Kids’ Emergency Mental Health Needs Add To Safety Net’s Burden

Emergency rooms across the country are crowded with children in need of psychiatric care, and more and more of those kids are underinsured – either on Medicaid or without any insurance at all.

According to a new study, underinsured children accounted for 54 percent of emergency room psychiatric visits in 2007, up from 46 percent in 1999.

“They’re not getting access to providers beforehand,” said Zachary Pittsenbarger, one of the researchers presenting these statistics Friday at the American Academy of Pediatrics national conference in Boston. “For the publicly insured, the emergency room can be more convenient.”

Pittsenbarger and Rebekah Mannix of Children’s Hospital Boston analyzed data from a Centers for Disease Control and Prevention annual ambulatory care survey between 1999 and 2007. Children’s psychiatric emergencies increased from 2.4 percent to 3 percent of all pediatric visits over the eight-year period. Previous studies have charted similar trends, but this report is the first to show a disproportionate increase among the underinsured.

“The mental health burden is increasing in terms of the safety net,” said Jacqueline Grupp-Phelan, director of research for the division of pediatric emergency medicine at Cincinnati Children’s Hospital, who was not involved in the study. While the burden is evidently heavier among the underinsured, “all populations are underinsured when it comes to mental health,” leading to an increased reliance on emergency department care.

These visits tend to be labor and resource intensive, as Grupp-Phelan and others found in a 2009 study of 462 psychiatric emergencies. The children’s visits averaged more than five hours in length, with a third requiring lab tests and more than half ending up in hospital admission.

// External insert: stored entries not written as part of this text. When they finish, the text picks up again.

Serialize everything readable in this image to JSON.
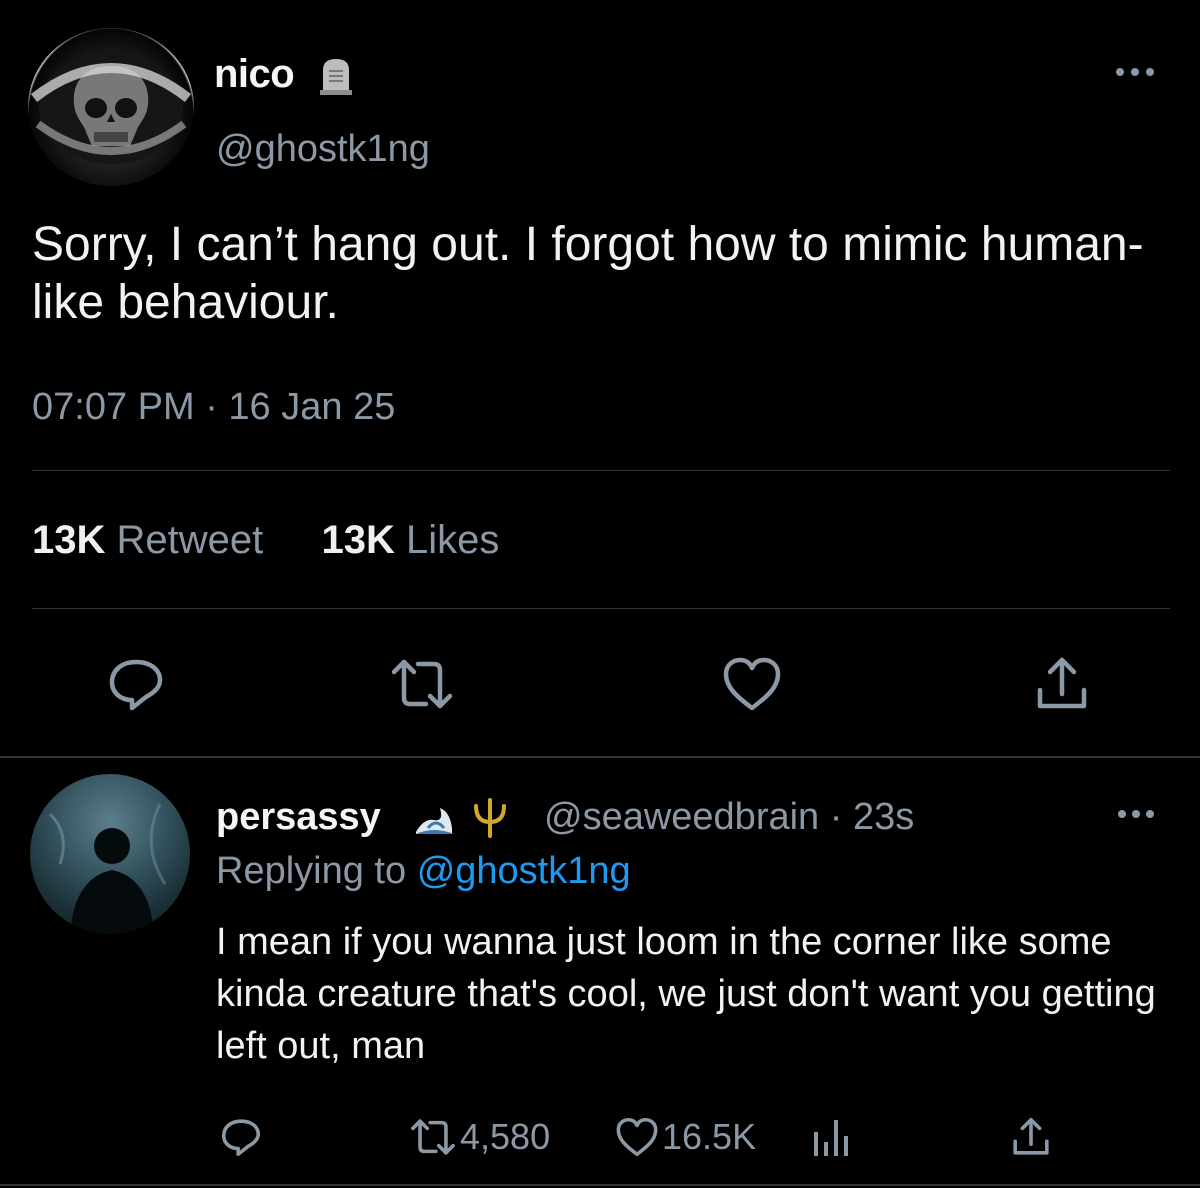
{
  "tweet": {
    "author": {
      "display_name": "nico",
      "handle": "@ghostk1ng",
      "badge_icon": "tombstone-icon"
    },
    "text": "Sorry, I can’t hang out. I forgot how to mimic human-like behaviour.",
    "timestamp": "07:07 PM · 16 Jan 25",
    "stats": {
      "retweets_count": "13K",
      "retweets_label": "Retweet",
      "likes_count": "13K",
      "likes_label": "Likes"
    },
    "actions": [
      "reply-icon",
      "retweet-icon",
      "like-icon",
      "share-icon"
    ]
  },
  "reply": {
    "author": {
      "display_name": "persassy",
      "emoji": "🌊🔱",
      "handle_time": "@seaweedbrain · 23s"
    },
    "replying_prefix": "Replying to",
    "replying_to": "@ghostk1ng",
    "text": "I mean if you wanna just loom in the corner like some kinda creature that's cool, we just don't want you getting left out, man",
    "retweets": "4,580",
    "likes": "16.5K"
  },
  "colors": {
    "background": "#000000",
    "text": "#e7e9ea",
    "secondary": "#8b98a5",
    "link": "#1d9bf0",
    "divider": "#2f3336"
  }
}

In this latest study, rates of hospital admission and transfer did not significantly increase between 1999 and 2007 – neither among the underinsured or overall. Pittsenbarger said it’s a sign that many children are coming in for not-so-serious issues that can be addressed earlier and elsewhere.

Another problem is that the mental health issue that triggers the child’s emergency visit usually requires ongoing attention to help the young patients “avoid further crises, ” Pittsenbarger said. “But after discharge, it can be harder for [the underinsured] to find a regular provider to provide long-term follow-up.”

Meanwhile, emergency physicians often struggle with providing the necessary referrals, and the ER itself can be over-stimulating and hectic, especially for children in crisis. “For good care, a provider has to know all the needs of a patient,” Pittsenbarger added, “and in the emergency room, we can only get a snapshot; it’s not the same depth or intricacy.”

Primary care providers can help alleviate the problem, but researchers and the American Academy of Pediatrics point out that systemic factors – such as limits on the number of covered visits – complicate treatment in this setting, too.

More significantly, Medicaid and other insurers  provide comparatively small provider reimbursement for mental health care and require higher co-pays from patients. The mental health parity law signed in 2008 was meant to equalize mental health coverage with other conditions, but it hasn’t been fully implemented or enforced.

“I’m hopeful that when the law is fully implemented it may make a difference, but that would only be in the conditions the law recognizes,” said Jane Foy, chair of the AAP’s mental health task force, noting how nearly one in five children don’t have all the symptoms for a psychiatric diagnosis that would qualify for reimbursement, yet they still need care.

Aside from improved payment, Grupp-Phelan said primary care providers need to build up capacity for a range of mental health problems. “Primary care providers need a bread-and-butter understanding of mental health issues,” beyond  ADHD, she said.  Foy suggests having mental health specialists on staff as part of the solution.

Improved coordination and transfer between emergency rooms and outpatient providers should also help break the cycle.  Grupp-Phelan said she was optimistic that conditions would improve as accountable care organizations become widespread and the nation recognizes the cost savings of preventive mental health care.

“I think it’s an issue the health system as a whole faces, whether we prioritize care in an acute crisis setting or provide preventive care,” Pittsenbarger said. “This echoes in many areas, not just mental health.”